Of course, there were dangers. The biggest one was unpleasantness when a girlfriend found out their boyfriend was nobbing someone else, a devastating event which ended sometimes in tears and occasionally even outright public sarcasm. At least in Ben and Claire’s circles, the idea of attacking anybody because two people had got temporarily mixed-up about where one ended and the other began never crossed anyone’s mind. The other not-very-huge risk was clap, the joke non-specific word for what usually turned out to be Non-Specific Urethritis, a bit of an itch, a genital irritation which a ten-day course of antibiotics cleared up with no further ill-effects provided the patient remembered not to drink alcohol and took all the tablets. Unbelievably now, that really was about as bad as it got. There must, somewhere, have still been people with real, really mess-you-up sexually-transmitted diseases, but back then a lot of people thought the worst one you could get was marriage.

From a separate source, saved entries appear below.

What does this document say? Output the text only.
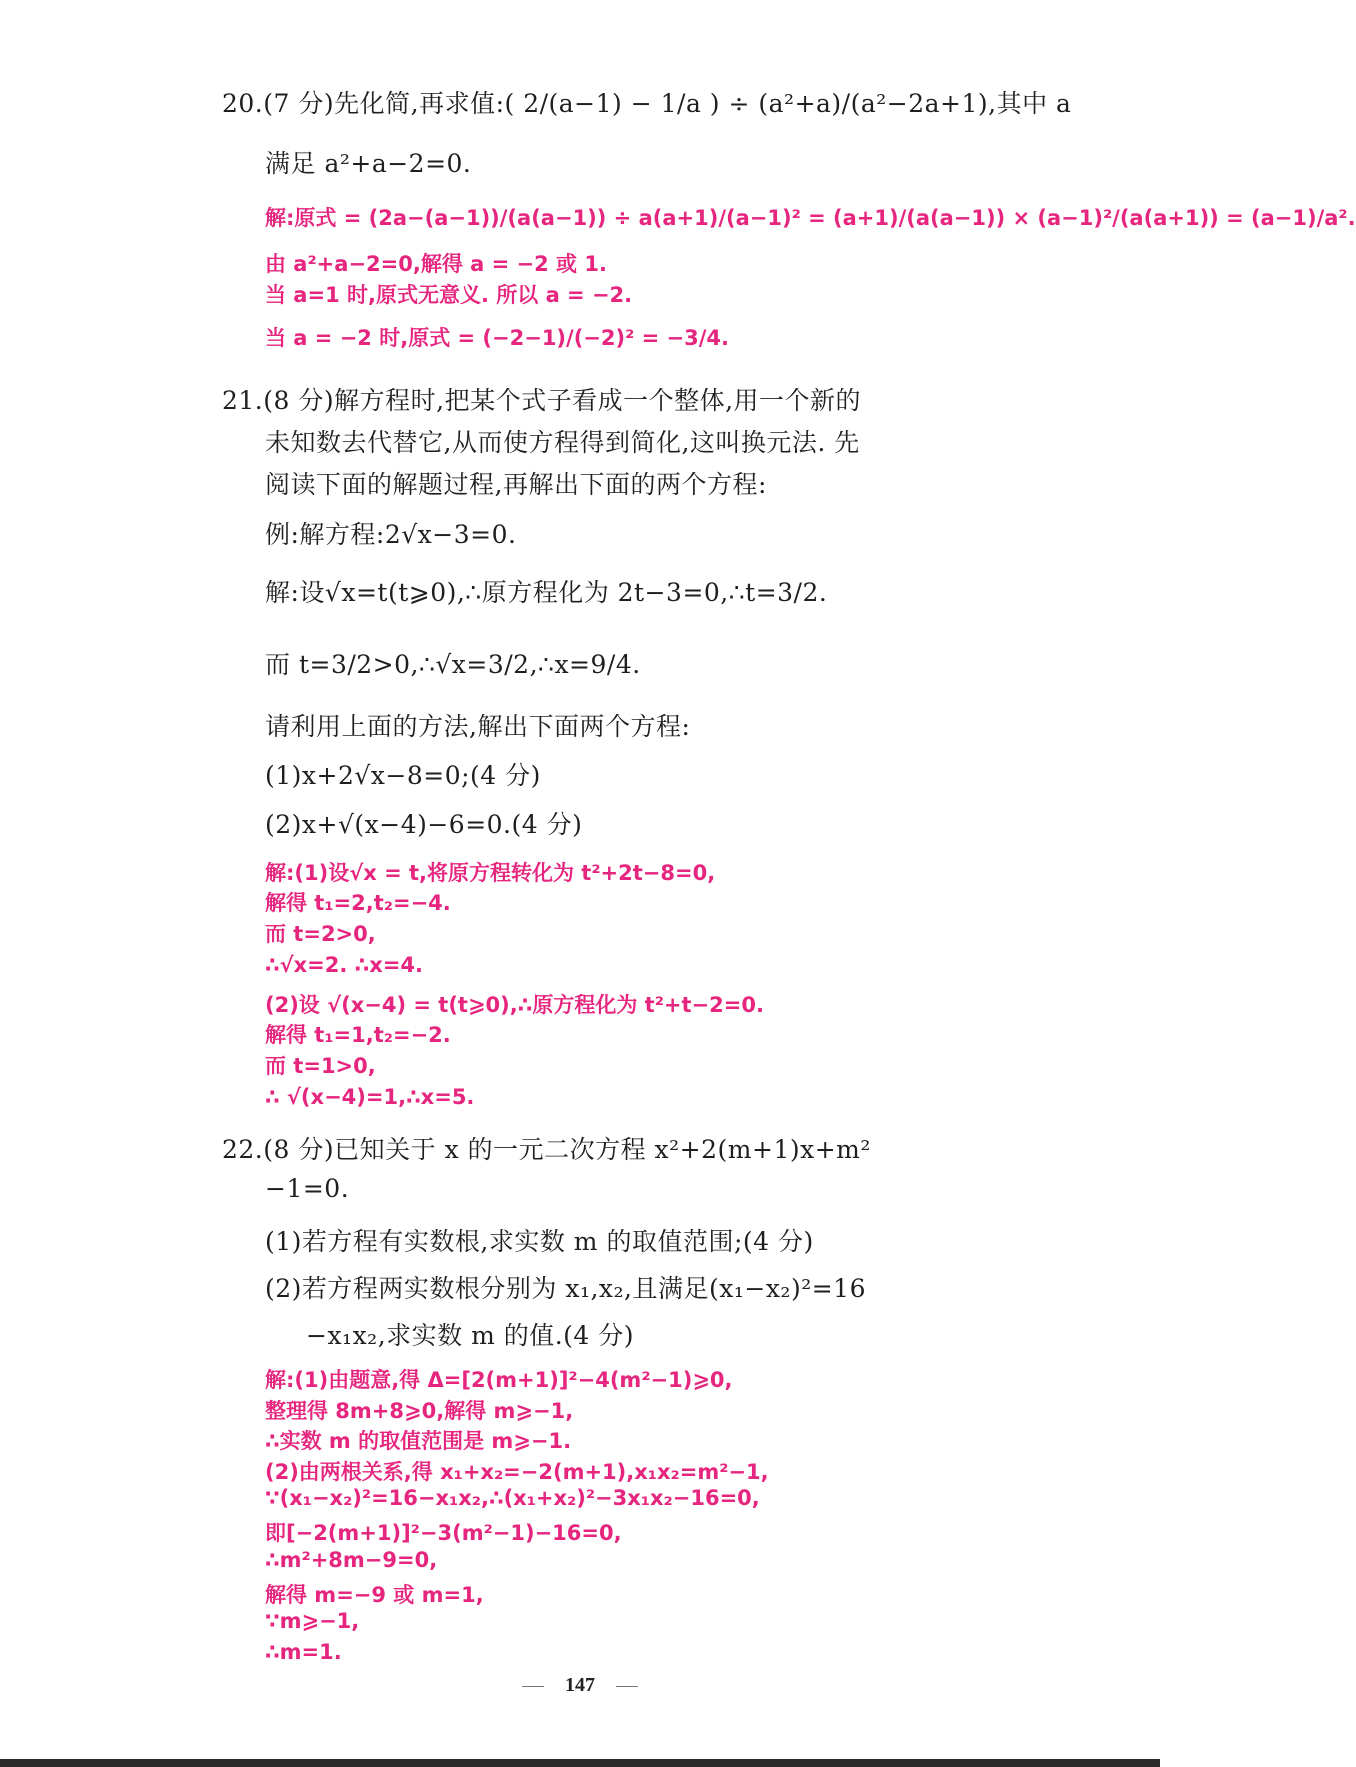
20.(7 分)先化简,再求值:( 2/(a−1) − 1/a ) ÷ (a²+a)/(a²−2a+1),其中 a
满足 a²+a−2=0.
解:原式 = (2a−(a−1))/(a(a−1)) ÷ a(a+1)/(a−1)² = (a+1)/(a(a−1)) × (a−1)²/(a(a+1)) = (a−1)/a².
由 a²+a−2=0,解得 a = −2 或 1.
当 a=1 时,原式无意义. 所以 a = −2.
当 a = −2 时,原式 = (−2−1)/(−2)² = −3/4.
21.(8 分)解方程时,把某个式子看成一个整体,用一个新的
未知数去代替它,从而使方程得到简化,这叫换元法. 先
阅读下面的解题过程,再解出下面的两个方程:
例:解方程:2√x−3=0.
解:设√x=t(t⩾0),∴原方程化为 2t−3=0,∴t=3/2.
而 t=3/2>0,∴√x=3/2,∴x=9/4.
请利用上面的方法,解出下面两个方程:
(1)x+2√x−8=0;(4 分)
(2)x+√(x−4)−6=0.(4 分)
解:(1)设√x = t,将原方程转化为 t²+2t−8=0,
解得 t₁=2,t₂=−4.
而 t=2>0,
∴√x=2. ∴x=4.
(2)设 √(x−4) = t(t⩾0),∴原方程化为 t²+t−2=0.
解得 t₁=1,t₂=−2.
而 t=1>0,
∴ √(x−4)=1,∴x=5.
22.(8 分)已知关于 x 的一元二次方程 x²+2(m+1)x+m²
−1=0.
(1)若方程有实数根,求实数 m 的取值范围;(4 分)
(2)若方程两实数根分别为 x₁,x₂,且满足(x₁−x₂)²=16
−x₁x₂,求实数 m 的值.(4 分)
解:(1)由题意,得 Δ=[2(m+1)]²−4(m²−1)⩾0,
整理得 8m+8⩾0,解得 m⩾−1,
∴实数 m 的取值范围是 m⩾−1.
(2)由两根关系,得 x₁+x₂=−2(m+1),x₁x₂=m²−1,
∵(x₁−x₂)²=16−x₁x₂,∴(x₁+x₂)²−3x₁x₂−16=0,
即[−2(m+1)]²−3(m²−1)−16=0,
∴m²+8m−9=0,
解得 m=−9 或 m=1,
∵m⩾−1,
∴m=1.
147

Sex was revolution. Sex was not being your parents. Not-death, a loose, wild, necessarily messy stain-on-the-HP sofa Richard Brautigan un-death, the totally naked rejection of the suffocating not-in-front-of-the-children, please-and-thank-you mind-your-manners Terry and June suburbia of the soul that no-body could be bothered to realise was the only sane reaction of a 1940s generation for whom heaven really was a place where nothing ever happened, because so much else already had. To their children, the Bens and Claires, Theresas and Petes, the Lizs and Poppies, each in their different ways unchained if not unhinged by free prescriptions of oral contraceptives, sex was kicking out the jambs, which had nothing at all to do with the Women’s Institute. Suddenly, nice girls did, enthusiastically, shamelessly, happily, almost entirely because they almost certainly wouldn’t get pregnant by accident. It was stepping over the traces, changing everything for freedom, if not for god, Harry and St George and in those days at least, freedom wasn’t just another word for nothing left to lose. Someone of Ben’s generation still believed at least one party had to say they loved the other one before they got their kit off; at least one of them was genuinely shocked when after they announced they were quite keen on a boy they’d met but didn’t know what to do about it another girl simply said ‘why don’t you just fuck him?’ It wasn’t Poppy, although it sounds very much like her. In fifteen years, half a generation, from the introduction of oral contraceptives the world changed from one where officially no-one did to everybody did. As Wordsworth said before Thatcher invented AIDS and condoms and girls who went to Art School, bliss it was in that dawn to be alive. And in that respect at least, to be young was very heaven.